Four Palestinian high school friends are heading to California this week to pitch their mobile app about fire prevention to Silicon Valley’s tech leaders, after winning a slot in the finals of a worldwide competition among more than 19,000 teenage girls.
For the 11th graders from the Israeli-occupied West Bank, the ticket of admission to the World Pitch Summit signals a particularly dramatic leap.
They come from middle class families that value education, but opportunities have been limited because of the omnipresent Israeli-Palestinian conflict, prevailing norms of patriarchy in their traditional society and typically underequipped schools with outdated teaching methods.
“We are excited to travel in a plane for the first time in our lives, meet new people and see a new world,” said team member Wasan al-Sayed, 17. “We are excited to be in the most prestigious IT community in the world, Silicon Valley, where we can meet interesting people and see how the new world works.”
Twelve teams made it to the finals of the “Technovation Challenge” in San Jose, California, presenting apps that tackle problems in their communities. The Palestinian teens compete in the senior division against teams from Egypt, the United States, Mexico, India and Spain, for scholarships of up to $15,000.
It’s a life-changing experience for al-Sayed and her teammates, Zubaida al-Sadder, Masa Halawa and Tamara Awaisa.
They are now determined to pursue careers in technology.
“Before this program, we had a vague idea about the future,” said al-Sayed, speaking at a computer lab at An Najah University in her native Nablus, the West Bank’s second largest city. “Now we have a clear idea. It helped us pick our path in life.”
The teens first heard about the competition a few months ago from an IT teacher at their school in a middle-class neighborhood in Nablus, where IT classes are a modest affair, held twice a week, with two students to a computer.
The girls, friends since 10th grade, each had a laptop at home, and worked with Yamama Shakaa, a local mentor provided by the competition organizers. The teens “did everything by themselves, with very few resources,” Shakaa said.

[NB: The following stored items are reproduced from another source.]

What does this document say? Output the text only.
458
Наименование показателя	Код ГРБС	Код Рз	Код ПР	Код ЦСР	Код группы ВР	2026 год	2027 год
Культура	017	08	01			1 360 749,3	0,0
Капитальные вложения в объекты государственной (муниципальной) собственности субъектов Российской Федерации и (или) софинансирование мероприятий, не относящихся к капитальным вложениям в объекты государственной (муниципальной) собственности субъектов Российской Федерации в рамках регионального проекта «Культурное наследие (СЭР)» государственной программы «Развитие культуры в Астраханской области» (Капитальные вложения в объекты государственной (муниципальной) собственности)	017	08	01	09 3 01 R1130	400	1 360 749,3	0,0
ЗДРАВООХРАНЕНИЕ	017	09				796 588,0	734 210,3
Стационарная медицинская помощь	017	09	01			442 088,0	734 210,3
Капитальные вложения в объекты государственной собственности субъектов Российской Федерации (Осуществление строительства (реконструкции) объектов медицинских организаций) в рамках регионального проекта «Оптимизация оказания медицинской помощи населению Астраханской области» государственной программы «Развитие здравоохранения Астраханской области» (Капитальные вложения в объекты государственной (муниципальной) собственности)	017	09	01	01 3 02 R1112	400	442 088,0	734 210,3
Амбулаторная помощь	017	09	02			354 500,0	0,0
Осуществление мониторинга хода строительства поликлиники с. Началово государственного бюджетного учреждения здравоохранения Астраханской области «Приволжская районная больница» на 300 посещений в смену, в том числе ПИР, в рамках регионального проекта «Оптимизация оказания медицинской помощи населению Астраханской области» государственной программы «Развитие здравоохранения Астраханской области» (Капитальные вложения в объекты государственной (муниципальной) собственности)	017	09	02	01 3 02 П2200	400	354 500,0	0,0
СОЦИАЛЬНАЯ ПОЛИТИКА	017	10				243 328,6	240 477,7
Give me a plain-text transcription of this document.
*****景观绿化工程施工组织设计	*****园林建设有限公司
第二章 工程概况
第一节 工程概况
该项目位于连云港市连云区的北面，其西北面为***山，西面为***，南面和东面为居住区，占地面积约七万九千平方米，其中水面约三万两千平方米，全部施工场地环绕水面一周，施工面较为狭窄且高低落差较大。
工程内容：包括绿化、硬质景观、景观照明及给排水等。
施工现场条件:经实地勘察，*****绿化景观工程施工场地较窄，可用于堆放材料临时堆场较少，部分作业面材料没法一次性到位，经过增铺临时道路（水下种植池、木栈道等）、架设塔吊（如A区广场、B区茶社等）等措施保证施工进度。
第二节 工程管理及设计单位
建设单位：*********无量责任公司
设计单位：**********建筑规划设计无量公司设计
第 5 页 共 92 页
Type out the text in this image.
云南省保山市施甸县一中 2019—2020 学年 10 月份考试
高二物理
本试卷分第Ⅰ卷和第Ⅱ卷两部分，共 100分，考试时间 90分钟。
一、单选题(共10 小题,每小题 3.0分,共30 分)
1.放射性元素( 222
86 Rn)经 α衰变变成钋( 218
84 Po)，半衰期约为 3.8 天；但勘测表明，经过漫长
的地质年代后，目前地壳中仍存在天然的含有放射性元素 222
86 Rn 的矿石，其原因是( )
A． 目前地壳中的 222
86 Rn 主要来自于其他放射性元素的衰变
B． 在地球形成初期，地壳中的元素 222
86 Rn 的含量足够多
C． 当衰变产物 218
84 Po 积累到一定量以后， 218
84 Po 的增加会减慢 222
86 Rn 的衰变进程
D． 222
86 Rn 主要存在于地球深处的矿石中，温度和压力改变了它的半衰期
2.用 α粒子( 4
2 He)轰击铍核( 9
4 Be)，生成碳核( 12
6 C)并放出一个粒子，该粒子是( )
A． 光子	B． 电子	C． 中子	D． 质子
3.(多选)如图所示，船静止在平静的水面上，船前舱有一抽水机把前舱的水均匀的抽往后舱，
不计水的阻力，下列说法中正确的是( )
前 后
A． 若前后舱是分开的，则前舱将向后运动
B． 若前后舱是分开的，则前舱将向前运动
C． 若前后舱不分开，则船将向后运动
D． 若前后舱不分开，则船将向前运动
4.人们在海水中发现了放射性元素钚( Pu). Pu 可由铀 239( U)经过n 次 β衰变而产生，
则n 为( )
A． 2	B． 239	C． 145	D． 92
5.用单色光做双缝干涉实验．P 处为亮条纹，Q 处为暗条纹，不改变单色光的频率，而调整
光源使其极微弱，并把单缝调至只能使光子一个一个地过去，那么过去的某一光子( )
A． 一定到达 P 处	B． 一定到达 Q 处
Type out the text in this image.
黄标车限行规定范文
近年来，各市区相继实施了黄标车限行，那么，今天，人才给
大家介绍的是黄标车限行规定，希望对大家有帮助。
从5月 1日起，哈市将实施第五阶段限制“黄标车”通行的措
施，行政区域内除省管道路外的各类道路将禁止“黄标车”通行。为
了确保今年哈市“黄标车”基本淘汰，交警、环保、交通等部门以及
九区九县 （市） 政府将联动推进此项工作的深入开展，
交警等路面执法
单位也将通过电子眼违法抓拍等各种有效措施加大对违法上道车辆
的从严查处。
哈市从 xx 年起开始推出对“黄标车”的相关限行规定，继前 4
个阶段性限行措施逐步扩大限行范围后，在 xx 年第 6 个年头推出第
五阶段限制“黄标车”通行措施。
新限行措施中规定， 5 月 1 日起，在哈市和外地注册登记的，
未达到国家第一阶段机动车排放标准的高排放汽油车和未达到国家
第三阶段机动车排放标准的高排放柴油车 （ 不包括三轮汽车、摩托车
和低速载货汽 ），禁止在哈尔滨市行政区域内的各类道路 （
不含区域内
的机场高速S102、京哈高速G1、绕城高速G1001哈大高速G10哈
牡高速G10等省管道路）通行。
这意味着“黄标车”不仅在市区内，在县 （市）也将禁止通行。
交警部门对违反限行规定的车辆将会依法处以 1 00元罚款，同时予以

The team produced a virtual reality game, “Be a firefighter,” to teach fire prevention skills.
Blackouts and fires
The subject is particularly relevant in some parts of the Palestinian territories, such as the Gaza Strip, where a border blockade by Israel and Egypt, imposed after the takeover of the Islamic militant group Hamas in 2007, has led to hours-long daily power cuts and the widespread use of candles and other potential fire hazards.
The teens now hope to expand their app to include wildfire prevention. They will also present a business and marketing plan at the California pitching session.
After the competition, they will give the app to the Palestinian Education Ministry for use in schools.
“This prize has changed our lives,” al-Sayed said.
About the competition
The competition, now in its ninth year, is run by Iridescent, a global nonprofit offering opportunities to young people, especially girls, through technology. The group said 60 percent of the U.S. participants enroll in additional computer science courses after the competition, with 30 percent majoring in that field in college, well above the national rate among female U.S. college students. Two-thirds of international participants show an interest in technology-related courses, the group said.
Palestinian Education Minister Sabri Saidam counts on technology, along with a new emphasis on vocational training, to overhaul Palestinian schools, where many students still learn by rote in crowded classrooms.
Youth unemployment, particularly among university graduates, is a central problem across the Arab world, in part because of a demographic “youth bulge.” Last year, unemployment among Palestinian college graduates younger than 30 reached 56 percent, including 41 percent in the West Bank and 73 percent in the Gaza Strip, according to the Palestinian Central Bureau of Statistics.
Unemployment is particularly high among female university graduates, in part because young women are expected to marry and raise children, while young men are considered the main breadwinners. However, employers also complain that graduates studying outdated or irrelevant courses often lack the needed skills for employment.
Saidam said Palestinian schools have received 15,000 computers in the last couple of years. His ministry has also established 54 bookless “smart schools” for grades one to six where students use laptops and learn by doing, including educational trips and involvement with their society.